2023.4.9

package algorithmbasic.class6;
// 区间和的个数
// https://leetcode.com/problems/count-of-range-sum/

public class CountOfRangeSum {

    public static int countRangeSum(int[] arr, int lower, int upper) {
        if (arr == null || arr.length == 0) {
            return 0;
        }
        // 根据原始数组arr --> 创建出其对应的前缀和数组presum
        long[] presum = new long[arr.length];
        presum[0] = arr[0];
        for (int i = 1; i < arr.length; i++) {
            presum[i] = presum[i - 1] + arr[i];
        }
        return process(presum, 0, presum.length - 1, lower, upper);
    }

    // 递归函数process：目标是：1：求出该范围上有多少个连续数组符合[lower , upper]上 2：将该范围上排有序
    public static int process(long[] presum, int L, int R, int lower, int upper) {
        if (L == R) {
            if (presum[L] >= lower && presum[L] <= upper) {
                return 1;
            } else {
                return 0;
            }
        }
        // L != R
        int mid = L + ((R - L) >> 1);
        // 将左&右半部分排有序，并返回左半部分有多少个连续数组符合[lower , upper]上
        int leftPart = process(presum, L, mid, lower, upper);
        int rightPart = process(presum, mid + 1, R, lower, upper);
        int mergePart = merge(presum, L, mid, R, lower, upper);
        return leftPart + rightPart + mergePart;
    }

    /*
    merge分为两部分 1：找数 2：排序
    第1部分：重心放在右半部分，在左半部分找。

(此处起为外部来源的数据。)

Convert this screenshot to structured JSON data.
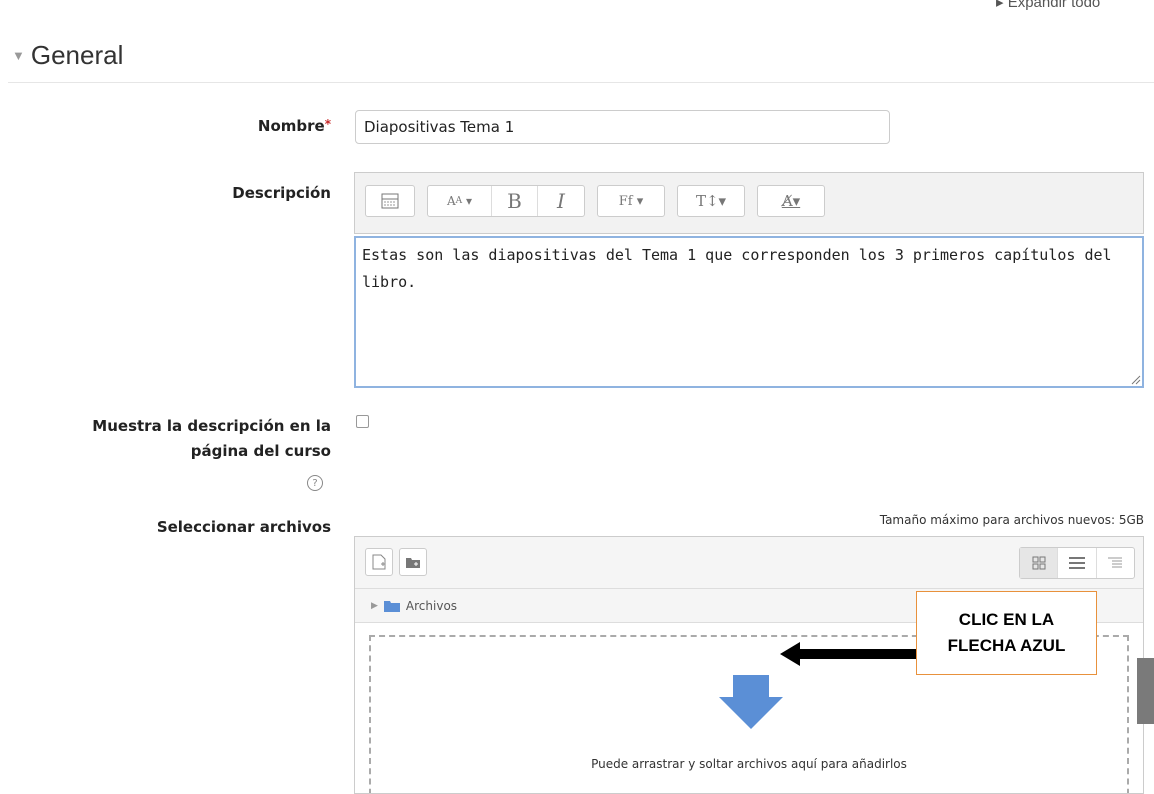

以右组为结尾的数，在左组中有多少个满足[newlower , newupper]

    */
    public static int merge(long[] presum, int L, int mid, int R, int lower, int upper) {
        // 设置滑动窗口保证不回退 [ , )
        int windowsL = L;
        int windowsR = L;
        int p2 = mid + 1;
        int count = 0;
        while (p2 <= R) {
            long newLower = presum[p2] - upper;
            long newUpper = presum[p2] - lower;
            // windowsR --> 指向的是比新范围大的最后一个位置
            while (windowsR <= mid && presum[windowsR] <= newUpper) {
                windowsR++;
            }
            // windowsL --> 指向的是新范围内最小的位置
            while (windowsL <= mid && presum[windowsL] < newLower) {
                windowsL++;
            }
            count += (windowsR - windowsL);
            p2++;
        }
        // 第2部分：排序
        long[] help = new long[R - L + 1];
        int p1 = L;
        p2 = mid + 1;
        int i = 0;
        while (p1 <= mid && p2 <= R) {
            help[i++] = presum[p1] < presum[p2] ? presum[p1++] : presum[p2++];
        }

        while (p1 <= mid) {
            help[i++] = presum[p1++];
        }

        while (p2 <= R) {
            help[i++] = presum[p2++];
        }

        for (int j = 0; j < help.length; j++) {
            presum[L + j] = help[j];
        }
        return count;
    }

}